At the Outlander PHEV’s heart is a large-capacity battery and a pair of electric motors – one on each axle to provide four-wheel drive – that generate a combined 161bhp, and when you add in the engine it’s a total of 204bhp.
When the battery charge drops below a certain level, the petrol engine kicks in to generate electricity. Mitsubishi calls this Series mode, which will work up to 70mph. After that, a clutch engages to connect the engine directly to the front wheels, providing drive while recharging the battery at the same time, hence the 43bhp boost in maximum power.
Top speed is limited to 106mph and even with both power sources driving the front wheels, the PHEV never feels all that brisk. The power is delivered in quite a smooth fashion, though. You can also use a mode that fires up the engine to charge the battery for later use, while shift paddles on the steering wheel increase the force of the regenerative braking, which charges the battery faster.
With a full battery and fuel tank, the Outlander PHEV can manage a claimed 560 miles without stopping. Charging takes about five hours from a domestic socket, or an 80 per cent charge can be achieved in 30 minutes from a fast charger. Of course, the fuel tank can be topped up for instant mobility, too.
In addition to providing an all-electric range that traditional hybrids can only dream of, the electric motors also theoretically give the Outlander PHEV better handling. Mitsubishi’s Super All Wheel Control (S-AWC) system has a torque vectoring effect, shuffling power to the wheels that need it the most.

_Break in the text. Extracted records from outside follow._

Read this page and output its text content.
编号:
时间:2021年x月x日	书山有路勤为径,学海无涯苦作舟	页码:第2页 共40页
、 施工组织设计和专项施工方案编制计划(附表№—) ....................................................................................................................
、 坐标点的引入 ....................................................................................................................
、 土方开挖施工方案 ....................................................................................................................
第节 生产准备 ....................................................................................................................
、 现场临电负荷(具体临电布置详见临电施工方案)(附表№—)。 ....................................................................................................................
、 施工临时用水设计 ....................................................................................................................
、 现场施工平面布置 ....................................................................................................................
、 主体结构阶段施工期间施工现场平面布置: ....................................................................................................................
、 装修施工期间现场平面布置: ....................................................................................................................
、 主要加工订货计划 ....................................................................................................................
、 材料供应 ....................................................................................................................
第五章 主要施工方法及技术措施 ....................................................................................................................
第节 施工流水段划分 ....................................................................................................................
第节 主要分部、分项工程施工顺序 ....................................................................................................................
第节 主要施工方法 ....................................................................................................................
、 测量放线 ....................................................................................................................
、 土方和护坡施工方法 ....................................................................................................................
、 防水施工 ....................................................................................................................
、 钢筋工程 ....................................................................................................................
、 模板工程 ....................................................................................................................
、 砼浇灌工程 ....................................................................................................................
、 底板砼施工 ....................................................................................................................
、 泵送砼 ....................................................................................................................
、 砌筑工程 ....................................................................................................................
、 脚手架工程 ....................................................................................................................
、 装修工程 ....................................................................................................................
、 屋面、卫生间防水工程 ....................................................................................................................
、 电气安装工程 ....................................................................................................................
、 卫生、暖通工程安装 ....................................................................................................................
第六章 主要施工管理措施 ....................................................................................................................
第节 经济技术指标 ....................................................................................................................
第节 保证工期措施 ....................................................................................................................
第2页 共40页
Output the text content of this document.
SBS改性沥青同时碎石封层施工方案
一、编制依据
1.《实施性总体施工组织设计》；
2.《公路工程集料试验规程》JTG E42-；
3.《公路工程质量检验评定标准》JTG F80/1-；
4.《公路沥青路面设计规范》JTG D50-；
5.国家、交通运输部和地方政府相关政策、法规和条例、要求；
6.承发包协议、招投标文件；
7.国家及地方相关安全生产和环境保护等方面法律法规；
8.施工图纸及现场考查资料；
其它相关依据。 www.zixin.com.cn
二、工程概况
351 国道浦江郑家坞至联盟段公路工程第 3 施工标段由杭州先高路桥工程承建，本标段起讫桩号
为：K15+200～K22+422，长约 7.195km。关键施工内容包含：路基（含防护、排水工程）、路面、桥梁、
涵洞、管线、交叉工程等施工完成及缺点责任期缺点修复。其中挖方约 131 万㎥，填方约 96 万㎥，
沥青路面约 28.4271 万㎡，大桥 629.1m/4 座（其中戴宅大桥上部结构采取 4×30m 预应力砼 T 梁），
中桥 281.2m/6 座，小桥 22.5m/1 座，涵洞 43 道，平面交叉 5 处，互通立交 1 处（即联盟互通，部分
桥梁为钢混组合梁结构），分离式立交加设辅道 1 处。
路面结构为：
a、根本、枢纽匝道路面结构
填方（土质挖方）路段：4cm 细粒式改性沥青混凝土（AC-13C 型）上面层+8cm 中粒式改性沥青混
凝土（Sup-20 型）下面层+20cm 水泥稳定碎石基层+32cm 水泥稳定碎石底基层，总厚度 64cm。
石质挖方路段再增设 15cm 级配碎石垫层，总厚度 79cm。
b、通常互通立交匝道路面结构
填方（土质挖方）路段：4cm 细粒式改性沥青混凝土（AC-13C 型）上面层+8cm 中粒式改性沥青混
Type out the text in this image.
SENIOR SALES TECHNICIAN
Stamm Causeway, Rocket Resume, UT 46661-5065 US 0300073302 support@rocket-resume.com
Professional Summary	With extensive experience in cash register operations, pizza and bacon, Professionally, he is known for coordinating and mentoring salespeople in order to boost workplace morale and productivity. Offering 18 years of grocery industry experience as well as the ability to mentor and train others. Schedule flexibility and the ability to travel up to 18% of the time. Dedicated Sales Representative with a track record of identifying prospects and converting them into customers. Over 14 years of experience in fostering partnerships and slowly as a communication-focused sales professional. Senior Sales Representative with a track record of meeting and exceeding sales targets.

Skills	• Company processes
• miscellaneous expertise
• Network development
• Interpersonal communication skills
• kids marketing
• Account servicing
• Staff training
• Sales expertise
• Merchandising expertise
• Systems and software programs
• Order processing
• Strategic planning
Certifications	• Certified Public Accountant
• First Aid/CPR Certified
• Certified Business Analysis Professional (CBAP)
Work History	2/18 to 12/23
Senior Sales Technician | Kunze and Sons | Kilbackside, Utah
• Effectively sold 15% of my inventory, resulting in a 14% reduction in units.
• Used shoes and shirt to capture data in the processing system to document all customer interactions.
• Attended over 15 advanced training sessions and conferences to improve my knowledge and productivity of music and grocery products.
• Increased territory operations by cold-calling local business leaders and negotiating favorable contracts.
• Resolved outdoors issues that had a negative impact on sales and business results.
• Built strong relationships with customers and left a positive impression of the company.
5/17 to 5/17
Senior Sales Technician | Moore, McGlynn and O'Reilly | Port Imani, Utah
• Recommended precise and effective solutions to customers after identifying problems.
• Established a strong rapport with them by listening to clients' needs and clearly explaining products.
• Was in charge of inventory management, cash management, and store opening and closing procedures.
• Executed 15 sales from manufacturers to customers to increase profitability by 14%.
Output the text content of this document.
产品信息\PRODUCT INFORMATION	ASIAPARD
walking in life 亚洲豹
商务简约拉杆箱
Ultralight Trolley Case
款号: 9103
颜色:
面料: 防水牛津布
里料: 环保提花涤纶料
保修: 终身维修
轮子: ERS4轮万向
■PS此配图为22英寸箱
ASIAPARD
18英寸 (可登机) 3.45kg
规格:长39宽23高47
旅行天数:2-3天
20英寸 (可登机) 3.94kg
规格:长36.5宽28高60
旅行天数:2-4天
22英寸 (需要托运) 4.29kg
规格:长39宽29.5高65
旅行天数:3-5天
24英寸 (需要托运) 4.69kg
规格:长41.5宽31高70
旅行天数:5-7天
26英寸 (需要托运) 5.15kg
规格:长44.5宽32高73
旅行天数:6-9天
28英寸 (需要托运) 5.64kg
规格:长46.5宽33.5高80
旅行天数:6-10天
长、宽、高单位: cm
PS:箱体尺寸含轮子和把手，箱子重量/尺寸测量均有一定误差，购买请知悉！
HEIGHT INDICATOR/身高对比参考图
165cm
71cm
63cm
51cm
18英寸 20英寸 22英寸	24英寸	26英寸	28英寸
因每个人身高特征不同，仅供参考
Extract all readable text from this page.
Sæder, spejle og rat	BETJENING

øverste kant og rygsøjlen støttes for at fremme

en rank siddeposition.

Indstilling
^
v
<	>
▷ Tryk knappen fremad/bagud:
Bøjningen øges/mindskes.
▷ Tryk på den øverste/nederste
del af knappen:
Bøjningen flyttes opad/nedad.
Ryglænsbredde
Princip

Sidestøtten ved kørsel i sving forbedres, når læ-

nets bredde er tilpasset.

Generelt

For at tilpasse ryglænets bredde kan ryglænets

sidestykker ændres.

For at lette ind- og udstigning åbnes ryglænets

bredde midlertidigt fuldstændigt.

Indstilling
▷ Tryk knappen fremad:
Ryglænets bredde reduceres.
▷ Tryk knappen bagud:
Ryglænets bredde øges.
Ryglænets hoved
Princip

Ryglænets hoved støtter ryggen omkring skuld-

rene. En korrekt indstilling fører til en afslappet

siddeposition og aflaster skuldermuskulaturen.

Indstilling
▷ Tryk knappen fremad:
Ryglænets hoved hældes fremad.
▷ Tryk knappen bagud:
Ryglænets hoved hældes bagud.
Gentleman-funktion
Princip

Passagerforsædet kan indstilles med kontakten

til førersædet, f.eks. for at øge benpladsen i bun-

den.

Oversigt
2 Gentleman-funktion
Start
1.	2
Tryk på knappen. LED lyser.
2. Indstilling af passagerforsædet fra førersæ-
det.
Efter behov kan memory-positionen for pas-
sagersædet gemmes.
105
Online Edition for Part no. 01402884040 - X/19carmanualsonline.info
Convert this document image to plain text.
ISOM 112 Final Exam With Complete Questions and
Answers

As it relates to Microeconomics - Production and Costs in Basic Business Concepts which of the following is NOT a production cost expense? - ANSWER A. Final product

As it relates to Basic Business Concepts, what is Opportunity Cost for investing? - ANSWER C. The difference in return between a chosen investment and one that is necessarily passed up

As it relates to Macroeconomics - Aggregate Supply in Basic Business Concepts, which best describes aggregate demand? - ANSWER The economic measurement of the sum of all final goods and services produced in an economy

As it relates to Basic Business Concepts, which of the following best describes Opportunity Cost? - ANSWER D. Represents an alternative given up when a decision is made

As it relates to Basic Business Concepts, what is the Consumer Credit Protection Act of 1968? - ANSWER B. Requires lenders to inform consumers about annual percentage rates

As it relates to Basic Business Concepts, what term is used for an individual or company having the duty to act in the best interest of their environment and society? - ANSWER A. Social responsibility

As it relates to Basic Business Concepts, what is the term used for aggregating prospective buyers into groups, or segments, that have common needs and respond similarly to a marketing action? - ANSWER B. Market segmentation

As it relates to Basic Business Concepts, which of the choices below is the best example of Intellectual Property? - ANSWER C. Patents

The positioning of the battery between the wheels and a ride height drop of 30mm compared to the regular car also mean that the PHEV has a lower centre of gravity. While it changes direction well enough, its extra 200kg can be felt, and the ride is jarring on poor surfaces.
Changes to the Outlander PHEV include a unique front bumper and new alloys. But there are compromises: it’s not available with seven seats, the rear bench seat is raised 45mm, eating into headroom, and the raised boot floor cuts luggage space by 14 litres. In terms of hybrids, it’s a step forward, but saving fuel still comes with plenty of caveats.